Skip out on mosquito repellent
While the rainy season is usually more mosquito-heavy than the dry, there are mosquitos present all year ’round in Costa Rica. Some mosquitos in Costa Rica carry dengue, chikungunya, and zika. Avoid getting incredibly sick and uncomfortably itchy by just making it part of your daily and nightly routine in Costa Rica to apply repellent. Many restaurants, bars, and hotels even have mosquito repellent available for their guests.
Fail to hydrate
The heat and sun in Costa Rica zaps the liquid right out of you, especially when you are engaging in any of the amazing outdoor activities that are popular here. Staying hydrated is crucial to staying happy and healthy while on your vacation. It is a great idea to bring a useable water bottle from home or buy one at a store here and keep it filled and with you at all times. A good rule of thumb is to drink two liters of water a day and add an additional half liter for every hour of strenuous activity that you engage in. The consequences of dehydration can put you in the hospital, which is not where you want to be on your vacation.
Interfere with the wildlife
Costa Rica is blessed with an abundance of wildlife. Unfortunately, human interaction has had a devastating impact on certain animals and ecosystems.
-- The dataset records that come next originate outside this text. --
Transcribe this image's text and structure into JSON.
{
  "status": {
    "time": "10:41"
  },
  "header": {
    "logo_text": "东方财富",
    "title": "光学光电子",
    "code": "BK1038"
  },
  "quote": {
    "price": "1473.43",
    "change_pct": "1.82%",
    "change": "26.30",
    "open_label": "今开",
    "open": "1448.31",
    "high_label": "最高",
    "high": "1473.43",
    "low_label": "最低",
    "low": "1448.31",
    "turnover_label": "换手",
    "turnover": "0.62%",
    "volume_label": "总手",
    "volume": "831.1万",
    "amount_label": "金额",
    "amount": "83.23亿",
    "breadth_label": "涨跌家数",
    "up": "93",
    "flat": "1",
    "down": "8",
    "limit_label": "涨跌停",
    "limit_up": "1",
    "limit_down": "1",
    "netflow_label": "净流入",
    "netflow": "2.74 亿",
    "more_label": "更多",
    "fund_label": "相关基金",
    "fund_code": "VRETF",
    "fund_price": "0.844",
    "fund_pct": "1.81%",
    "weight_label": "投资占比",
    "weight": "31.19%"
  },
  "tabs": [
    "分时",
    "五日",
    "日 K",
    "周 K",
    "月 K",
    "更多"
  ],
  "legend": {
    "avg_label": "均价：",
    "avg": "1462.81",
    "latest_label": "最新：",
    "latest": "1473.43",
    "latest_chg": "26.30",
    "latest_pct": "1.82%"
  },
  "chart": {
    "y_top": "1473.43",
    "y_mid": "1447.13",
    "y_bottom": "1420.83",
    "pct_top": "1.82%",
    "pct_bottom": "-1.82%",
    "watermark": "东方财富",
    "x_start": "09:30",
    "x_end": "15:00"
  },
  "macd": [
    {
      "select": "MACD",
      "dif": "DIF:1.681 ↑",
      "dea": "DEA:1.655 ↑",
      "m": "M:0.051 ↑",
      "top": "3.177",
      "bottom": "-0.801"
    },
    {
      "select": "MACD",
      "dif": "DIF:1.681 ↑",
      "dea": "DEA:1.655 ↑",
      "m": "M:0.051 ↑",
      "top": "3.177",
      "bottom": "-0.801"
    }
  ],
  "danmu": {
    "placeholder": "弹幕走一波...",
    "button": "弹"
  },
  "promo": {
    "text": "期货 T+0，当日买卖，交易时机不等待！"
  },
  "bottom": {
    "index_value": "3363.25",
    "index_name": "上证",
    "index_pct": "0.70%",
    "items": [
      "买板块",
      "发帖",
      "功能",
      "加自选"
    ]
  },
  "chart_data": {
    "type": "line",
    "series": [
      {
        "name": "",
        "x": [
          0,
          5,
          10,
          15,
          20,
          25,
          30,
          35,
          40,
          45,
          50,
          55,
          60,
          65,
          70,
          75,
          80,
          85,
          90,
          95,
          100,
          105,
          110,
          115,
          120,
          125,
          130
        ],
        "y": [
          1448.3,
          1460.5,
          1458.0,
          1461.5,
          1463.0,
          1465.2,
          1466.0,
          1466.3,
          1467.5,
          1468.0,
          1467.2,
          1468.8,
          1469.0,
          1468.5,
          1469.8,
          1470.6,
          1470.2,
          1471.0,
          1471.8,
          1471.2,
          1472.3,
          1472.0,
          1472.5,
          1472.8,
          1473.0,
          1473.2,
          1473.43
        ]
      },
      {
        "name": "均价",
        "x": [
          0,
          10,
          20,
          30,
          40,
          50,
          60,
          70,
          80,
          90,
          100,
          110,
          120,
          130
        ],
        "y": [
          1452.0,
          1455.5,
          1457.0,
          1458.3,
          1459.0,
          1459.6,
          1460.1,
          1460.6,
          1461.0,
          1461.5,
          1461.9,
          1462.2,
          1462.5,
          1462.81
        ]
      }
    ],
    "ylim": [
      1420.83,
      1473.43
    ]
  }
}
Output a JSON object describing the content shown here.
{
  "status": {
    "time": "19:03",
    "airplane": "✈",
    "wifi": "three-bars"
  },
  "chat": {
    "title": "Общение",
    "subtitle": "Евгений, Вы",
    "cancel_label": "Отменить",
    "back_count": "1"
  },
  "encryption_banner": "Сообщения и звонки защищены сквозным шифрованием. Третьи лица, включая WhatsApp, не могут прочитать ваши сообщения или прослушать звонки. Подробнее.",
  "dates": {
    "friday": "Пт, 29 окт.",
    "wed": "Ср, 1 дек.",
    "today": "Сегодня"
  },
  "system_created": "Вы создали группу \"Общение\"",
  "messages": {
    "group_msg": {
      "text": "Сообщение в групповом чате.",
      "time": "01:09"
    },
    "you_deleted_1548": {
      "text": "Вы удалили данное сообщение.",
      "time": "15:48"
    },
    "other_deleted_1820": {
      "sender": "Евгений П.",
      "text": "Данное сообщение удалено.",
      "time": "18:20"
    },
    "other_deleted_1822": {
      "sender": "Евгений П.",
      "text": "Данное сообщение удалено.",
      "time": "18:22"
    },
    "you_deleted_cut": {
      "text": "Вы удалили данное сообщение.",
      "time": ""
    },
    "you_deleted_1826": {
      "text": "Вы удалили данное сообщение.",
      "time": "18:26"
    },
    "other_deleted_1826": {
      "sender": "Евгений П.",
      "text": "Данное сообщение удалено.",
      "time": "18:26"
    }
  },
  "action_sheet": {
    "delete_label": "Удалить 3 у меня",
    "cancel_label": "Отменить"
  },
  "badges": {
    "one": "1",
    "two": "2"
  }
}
For example, one year in Playa Ostional, the famous Olive Ridley sea turtle nesting beach, many mother sea turtles turned around without laying a single egg because people where crowding their space and getting to close to the pregnant mothers to take photos and touch them. Or, in Playa Tamarindo, two crocodile attacks took place in one year because estuary boat tour captains started feeding the crocodiles to draw them in and they started to associate humans with food. Enjoy the wildlife of Costa Rica from a respectful distance; remember this is their home and you are a guest in it.
Leave more than your footprint
You will find that Costa Rica is one of the most beautiful places on the planet. It is rich in wildlife, diverse landscapes, and vibrant ecosystems. Let’s keep it this way. Even better, let’s leave it better than we found it. Tread lightly, take a lot of photographs, and pick up a piece of trash if you see it. Don’t take shells, plants, or animals back with you. Avoid single-use plastics and choose eco-conscious accommodations and activities.